168. Hall, James W. Wadsworth house, Avon Road, Geneseo, New York; architect unknown, 1835–38; standing. James Samuel Wadsworth, the father of James W., had married Mary Craig Wharton of Philadelphia in 1834, and while touring Europe the couple met Lord Hartford in London, were impressed by his Regent’s Park mansion and asked him for its plans in order to erect a similar house in Geneseo. “Hartford House” was occupied in 1838. James W. (October 12, 1846–December 24, 1926) inherited the house and 8000 acres of valley land in 1872 and on September 14, 1876 married Marie Louisa Travers of New York City.

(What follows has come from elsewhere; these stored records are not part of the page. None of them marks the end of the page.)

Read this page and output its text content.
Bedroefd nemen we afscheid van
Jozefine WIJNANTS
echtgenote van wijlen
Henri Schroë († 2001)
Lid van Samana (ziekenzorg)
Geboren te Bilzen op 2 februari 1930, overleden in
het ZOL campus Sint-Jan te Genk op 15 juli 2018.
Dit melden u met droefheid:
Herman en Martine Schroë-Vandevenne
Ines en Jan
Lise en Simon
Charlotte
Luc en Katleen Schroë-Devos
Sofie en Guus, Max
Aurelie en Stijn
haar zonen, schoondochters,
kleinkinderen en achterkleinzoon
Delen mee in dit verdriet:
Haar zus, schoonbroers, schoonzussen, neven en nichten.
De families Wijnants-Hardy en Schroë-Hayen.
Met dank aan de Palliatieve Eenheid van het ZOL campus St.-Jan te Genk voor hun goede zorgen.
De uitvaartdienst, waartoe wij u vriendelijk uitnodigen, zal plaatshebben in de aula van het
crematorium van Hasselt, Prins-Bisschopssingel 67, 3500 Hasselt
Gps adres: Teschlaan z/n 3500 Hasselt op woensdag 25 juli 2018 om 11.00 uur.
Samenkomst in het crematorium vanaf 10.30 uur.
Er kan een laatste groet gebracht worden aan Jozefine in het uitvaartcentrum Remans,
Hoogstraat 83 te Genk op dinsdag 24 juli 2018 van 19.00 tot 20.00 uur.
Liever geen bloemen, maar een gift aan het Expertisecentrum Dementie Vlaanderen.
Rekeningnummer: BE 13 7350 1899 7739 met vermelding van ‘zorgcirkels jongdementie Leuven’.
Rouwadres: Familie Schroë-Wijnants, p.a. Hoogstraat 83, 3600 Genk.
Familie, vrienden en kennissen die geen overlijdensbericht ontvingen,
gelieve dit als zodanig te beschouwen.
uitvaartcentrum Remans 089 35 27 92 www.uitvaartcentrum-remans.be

They had a daughter and a son, James W., Jr., who served in the United States Congress for 35 years. James W., Sr., served in Congress for 16 years before his retirement in 1907. Known as “The Boss,” he ran an extensive farming and cattle-raising operation in Livingston and adjoining counties.
Europeans in the 1880s often interpreted the absence of a separate vestibule in American houses as a sign of Yankee confidence in the surrounding community. Here one walked directly into a sitting hall that was attractively supported by a stair hall containing columns, screen, paneling, balustrade, landing and stained-glass window. The low couch, Windsor and Bar Harbor wicker chairs, steerhorns and bison head, and functionally placed hat rack conveyed an immediate impression that the Wadsworths, not a New York decorator, determined the artistic tone of their house.